November 22nd, 2010 by UWBG Horticulturist

"Straw Tepees" in New Zealand entry garden

No, aliens haven’t invaded the arboretum. The “straw tepees” (left), as Kyle Henegar, PCG gardener, aptly coins them, are to protect the newly planted Phormiums and other marginally hardy New Zealand plants make it through this cold spell that’s hit Seattle. It just wouldn’t seem fair to let these plants try to make it on their own since they were just planted late last summer and have yet to get their roots established.

The new Chilean Gateway garden also has several box structures dotted along the rockery hillside (bottom right). These wooden frames enveloped w/ shade cloth are protecting our new Chilean wine palms that are indeed cold sensitive.

Box over palm

Sundstrom, Gateway contractor, has also treated the palm’s crowns w/ a copper-based pesticide, to help inhibit the colonization of bacteria and fungal crown rots.
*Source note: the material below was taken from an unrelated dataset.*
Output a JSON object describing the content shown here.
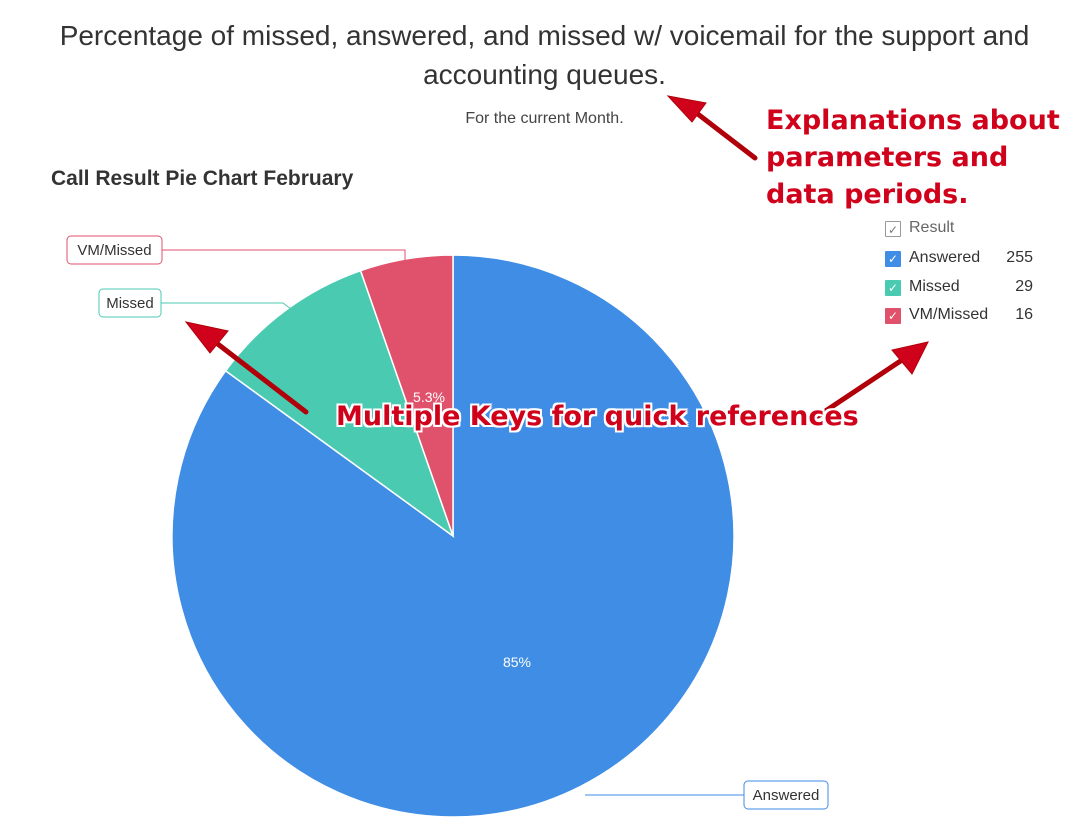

If you look inside the structures, you’ll notice straw has been used to blanket the trunks and crowns as well.

Let’s all hope that these extraordinary winter protection measures pay off. We won’t know for sure until late spring or even early summer in some cases. And no, you needn’t worry about alien invasions in the arboretum.

Chile news is good news!

October 21st, 2010 by Jennifer Youngman, Communications Specialist

Monkey Puzzle tree photo“Uno, dos, tres, cut!” cried Paige Miller, the Arboretum Foundation’s executive director. Armed with garden shears, dignitaries clipped the bamboo ribbon, officially opening the Gateway to Chile in Washington Park Arboretum’s Pacific Connections Garden. Bathed in sunshine, and on the heels of the Chilean miners’ safe return above ground, the Oct. 17 Gateway to Chile celebration was triply joyous. Watch a 2 1/4-minute video.

Can’t wait until the monkey puzzle trees and other fascinating plants mature so you can stand immersed in a Chilean forest? Join Dr. Sarah Reichard, professor at UW Botanic Gardens, and Plantsman Dan Hinkley for a breathtaking tour of Chile’s national botanical gardens, parks, nurseries and private estate gardens Jan. 15-30, 2011.

Pacific Connections – “Chilean Gateway” Notice

March 26th, 2010 by UWBG Horticulturist

Upcoming Pacific Connections Phase 2 Construction

33 trees will be removed under the Pacific Connections Phase 2 Project. These trees do not contribute to the horticultural collection.  They are being removed as a management tool and to make way for the new Chilean garden.

Location: Pacific Connections Garden – Chilean Immersion Forest NE quadrant of intersection of Lake  Washington Blvd. and Arboretum Drive.

Timeframe: April 19 -23, 2010

Safety: Service roads and trails near tree removal operations will be clearly signed “Closed” for  this removal and a detour will be set up to route pedestrians around the removal.